The two aircraft were, in many ways, pretty evenly matched.
Level speed (mph/ft)
Me-262: 484/0, 502/7500, 513/12900, 525/13700, 525/16300, 529/17400, 519/20000, 513/26600, 518/3200 (RAE Report Avia 6/9201 and TsAGI tests)
P-80A: 510/0, 514/5000, 524/15000, 534/25000, 512/34900, 494/39900 (USAAF Memo Rep. No. TSFTE-2009)
Climb Rate (fpm/ft)
Me-262: 3000/1900, 2800/4400, 2680/6700, 2600/9100, 2350/9600, 2070/12600
P-80A: 4900/0, 4500/5000, 4000/10000, 3600/15000, 3200/20000, 2750/25000

The Schwalbe had a slightly higher critical mach, 0.83 (0.80 for the P-80A), which, in a hypothetical dogfight, would give it a chance to escape the Shooting Star in a dive (the US fighter had a higher ceiling).
Unfortunately (for the 262) its lack of airbrakes would translate this in either a final dive or give the P-80 the chance to catch up!

Some sources claim the 262 had a better acceleration, but this may have stemmed from taking at face value the cross-tests the USAAF had run, after the end of the war, between a specially prepared Me-262 (e.g its paint polished, etc) against the early, De Havilland Goblin-powered XP-80 prototype.
Just consider the following:
a. With about the same total thrust, the P-80A was about 2000lb lighter.
b. The Shooting Star had a lower drag area - 3.20 sqft, against the Schwalbe's 4.68 sqft
c. The spool-up time of the centrifugal turbojets of the time was lower than their axial counterparts’'.
And then tell me if the statement on the 262's superior acceleration shouldn't be questioned...

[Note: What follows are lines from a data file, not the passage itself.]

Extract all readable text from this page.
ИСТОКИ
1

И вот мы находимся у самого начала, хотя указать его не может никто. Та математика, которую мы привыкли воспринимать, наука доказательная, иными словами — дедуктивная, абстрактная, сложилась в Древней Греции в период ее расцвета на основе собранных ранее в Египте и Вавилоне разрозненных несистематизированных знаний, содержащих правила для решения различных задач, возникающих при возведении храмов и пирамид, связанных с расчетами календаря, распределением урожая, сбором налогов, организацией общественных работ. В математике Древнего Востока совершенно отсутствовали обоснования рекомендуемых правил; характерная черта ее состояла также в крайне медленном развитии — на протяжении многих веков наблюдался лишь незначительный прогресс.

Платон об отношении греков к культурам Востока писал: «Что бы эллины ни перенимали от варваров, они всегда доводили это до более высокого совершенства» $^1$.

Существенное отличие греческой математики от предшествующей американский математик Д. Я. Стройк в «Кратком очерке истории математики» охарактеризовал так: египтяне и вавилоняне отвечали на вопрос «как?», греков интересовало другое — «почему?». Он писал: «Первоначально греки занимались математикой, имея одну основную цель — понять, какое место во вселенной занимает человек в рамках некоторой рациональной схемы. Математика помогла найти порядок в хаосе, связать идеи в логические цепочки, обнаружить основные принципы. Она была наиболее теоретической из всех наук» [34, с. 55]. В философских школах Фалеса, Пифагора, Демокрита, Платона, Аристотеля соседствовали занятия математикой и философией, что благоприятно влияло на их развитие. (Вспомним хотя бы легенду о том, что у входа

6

The P-80A had a very high roll rate, said to be pretty close to that of the FW-190, whereas the 262 with its wing mounted pods must have been anything but a stellar performer in this field.

So far as istant and continuous turn rates are concerned, I haven't been able to find the relevant figures, but as a general rule, single engined fighters tend to be more manouverable than twins.

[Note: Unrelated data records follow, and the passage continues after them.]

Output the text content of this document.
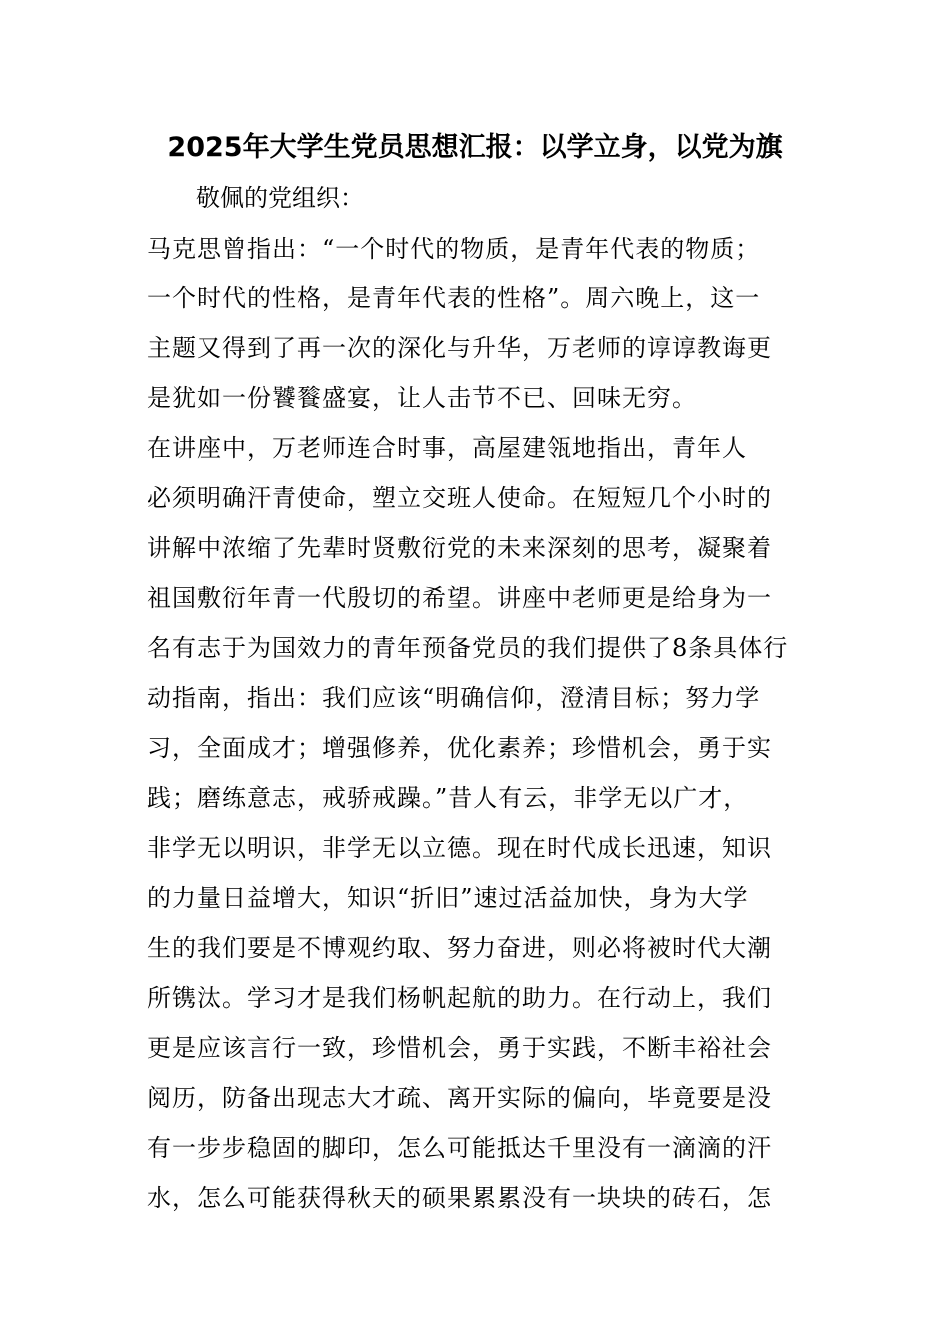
2025年大学生党员思想汇报：以学立身，以党为旗
敬佩的党组织：
马克思曾指出：“一个时代的物质，是青年代表的物质；
一个时代的性格，是青年代表的性格”。周六晚上，这一
主题又得到了再一次的深化与升华，万老师的谆谆教诲更
是犹如一份饕餮盛宴，让人击节不已、回味无穷。
在讲座中，万老师连合时事，高屋建瓴地指出，青年人
必须明确汗青使命，塑立交班人使命。在短短几个小时的
讲解中浓缩了先辈时贤敷衍党的未来深刻的思考，凝聚着
祖国敷衍年青一代殷切的希望。讲座中老师更是给身为一
名有志于为国效力的青年预备党员的我们提供了8条具体行
动指南，指出：我们应该“明确信仰，澄清目标；努力学
习，全面成才；增强修养，优化素养；珍惜机会，勇于实
践；磨练意志，戒骄戒躁。”昔人有云，非学无以广才，
非学无以明识，非学无以立德。现在时代成长迅速，知识
的力量日益增大，知识“折旧”速过活益加快，身为大学
生的我们要是不博观约取、努力奋进，则必将被时代大潮
所镌汰。学习才是我们杨帆起航的助力。在行动上，我们
更是应该言行一致，珍惜机会，勇于实践，不断丰裕社会
阅历，防备出现志大才疏、离开实际的偏向，毕竟要是没
有一步步稳固的脚印，怎么可能抵达千里没有一滴滴的汗
水，怎么可能获得秋天的硕果累累没有一块块的砖石，怎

The 262 packed a far heavier punch, but it was less suited, for a dogfight, than the P-80A's and this shows the different roles for which the two aircraft had been conceived: the 262 was a bomber-destroyer, whereas the P-80 was an air-superiority fighter, and in the end, this is why, comparing the two, is a little like comparing apples with oranges.

However, had the war continued to the point where the P-80A could be sent to escort the heavies over Germany, this comparison could be seriously considered, as the ascendancy the 262 had begun to establish over the Allied bomber force could have seriously been put into jeopardy - nice 'what if' ain't it?...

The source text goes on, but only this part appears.